# Why Your Power BI Report is So Slow - And How to Speed It Up?
Power BI is one of the most popular tools used to analyze and visualize data. It is widely used in offices across India, especially in fast-growing cities like Delhi and Chennai. These cities have many companies working with large amounts of data, making report speed very important.
In Delhi, the focus has shifted from just learning Power BI to using it well in real business situations. People are now comparing [Power BI Course Fees in Delhi](https://www.cromacampus.com/courses/best-power-bi-training-in-delhi-ncr/) based on whether the course covers speed and performance topics.
Let’s explore the real technical reasons why Power BI reports get slow - and how you can fix them quickly.
## Your Data Model Might Be Too Heavy
Power BI works better when your data is arranged in a star schema - this means one main table with smaller lookup tables connected to it. If everything is in one big table, Power BI needs more memory to work. This slows things down. Also, avoid columns with too many unique values like IDs, invoice numbers, or timestamps. These are called “high-cardinality” columns. They take more space and make filters slower.
Remove columns that you’re not using in visuals. Every column takes up memory, even if it’s not shown. In Chennai, where many tech startups create data dashboards for clients, this mistake is common. Students in a [Power BI Course in Chennai](https://www.cromacampus.com/courses/power-bi-course-in-chennai/) often learn the hard way that a bad model leads to poor performance.
## DAX Measures Can Hurt Speed
Many users make the mistake of using complex DAX when simple formulas would work. For example, using SUMX(FILTER(...) when a simple SUM(...) would be enough. This uses more memory and takes longer to calculate.
Nested measures also cause delays. If one measure depends on another, Power BI has to calculate multiple things at once. This stacks up when the data is large.
A common fix is using variables in DAX. Variables help Power BI calculate things just once and reuse the result. This saves time.
Advanced [Microsoft Power BI Certification](https://www.cromacampus.com/courses/microsoft-power-bi-certification/) classes teach how to write cleaner, faster DAX. They also explain how to reduce the load on the Formula Engine, which runs your calculations.
## Too Many Visuals Can Slow Things Down
Every visual on your report page sends a separate query to the engine. So if you have 10 visuals, that’s 10 queries at once.
Many users add charts, slicers, and cards all on the same page. It looks good, but it kills performance.
Use fewer visuals on each page. Group related information together. Hide extra visuals behind bookmarks or navigation buttons.
Avoid using too many slicers. Try using one dropdown slicer or filter pane instead of many slicers for the same data.
In Chennai, one company found that just reducing visuals on a page cut load time by 40%. That tip became part of their internal Power BI Course in Chennai training.
Also, avoid heavy visuals like maps or decomposition trees unless needed. These take longer to load and use more resources.
## Your Refresh Setup Could Be the Problem
Many reports are slow not when you open them - but when they try to refresh with new data
.
If you’re refreshing the full dataset every time, it takes longer. Instead, use incremental refresh.
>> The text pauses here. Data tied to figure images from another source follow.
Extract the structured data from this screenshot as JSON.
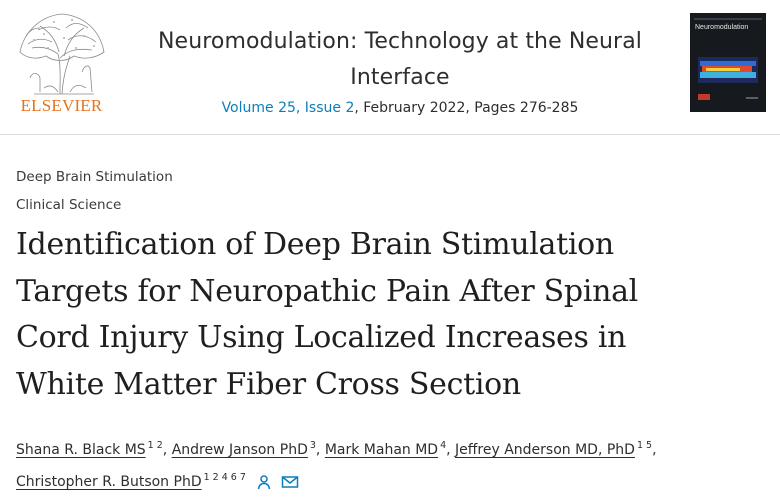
{
  "publisher": {
    "wordmark": "ELSEVIER"
  },
  "journal": {
    "title_line1": "Neuromodulation: Technology at the Neural",
    "title_line2": "Interface",
    "issue_link": "Volume 25, Issue 2",
    "issue_rest": ", February 2022, Pages 276-285",
    "cover_title": "Neuromodulation"
  },
  "sections": {
    "primary": "Deep Brain Stimulation",
    "secondary": "Clinical Science"
  },
  "article": {
    "title_lines": [
      "Identification of Deep Brain Stimulation",
      "Targets for Neuropathic Pain After Spinal",
      "Cord Injury Using Localized Increases in",
      "White Matter Fiber Cross Section"
    ]
  },
  "authors": [
    {
      "name": "Shana R. Black MS",
      "aff": "1 2",
      "sep": ", "
    },
    {
      "name": "Andrew Janson PhD",
      "aff": "3",
      "sep": ", "
    },
    {
      "name": "Mark Mahan MD",
      "aff": "4",
      "sep": ", "
    },
    {
      "name": "Jeffrey Anderson MD, PhD",
      "aff": "1 5",
      "sep": ","
    },
    {
      "name": "Christopher R. Butson PhD",
      "aff": "1 2 4 6 7",
      "sep": ""
    }
  ],
  "icons": {
    "person": "person-icon",
    "email": "envelope-icon"
  },
  "colors": {
    "link": "#0c7dbb",
    "publisher": "#e9711c",
    "text": "#1f1f1f"
  }
}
This tells Power BI to only refresh new or updated data.
Also, avoid using Excel files stored on your desktop. These are hard for Power BI Service to access. They can break your refresh. Use data from cloud sources like SQL Server, SharePoint, or OneDrive.
Some Power BI users write complex steps in Power Query that don’t fold. Query folding means Power BI pushes the work to the data source, instead of doing it itself. No folding means slower refresh.
If you're preparing for Microsoft Power BI Certification, mastering query folding and refresh setup is a must. It’s often the key to building reports that scale with large datasets.
## Use Summary Data, Not Every Detail
Do you really need every row of data in your report? Often, the answer is no.
Use summarized or aggregated data. For example, show monthly totals instead of daily transactions. You can prepare summaries in Excel or SQL before loading into Power BI.
Summarized data is lighter. It loads faster and makes calculations quicker.
In New Delhi, many large companies deal with high-volume transactional data. This approach helps them build faster reports for leadership teams who only want top-level views.
## Table: Quick Fixes for Slow Reports
| Problem | Quick Fix Suggestion|
| -------- | -------- |
| Flat data model | Use star schema with dimension tables |
High-cardinality columns | Remove or avoid in filters |
Complex DAX with iterators | Use variables and rewrite for simplicity |
Too many visuals per page | Limit visuals; use bookmarks or drill through |
Refreshing full dataset daily | Enable incremental refresh |
Excel from desktop as source | Use cloud storage or SQL Server |
Auto Date/Time turned on | Turn off; use custom date table|
## Sum up,
Build a simple, clean data model using a star schema. Avoid too many unique values in any one column. Write efficient DAX using variables and fewer nested measures. Keep pages simple - too many visuals slow down your report. Use incremental refresh to save time. Don’t load more data than you need - summarize before importing. Turn off Auto Date/Time to reduce memory usage. Prefer cloud or database sources over local Excel files.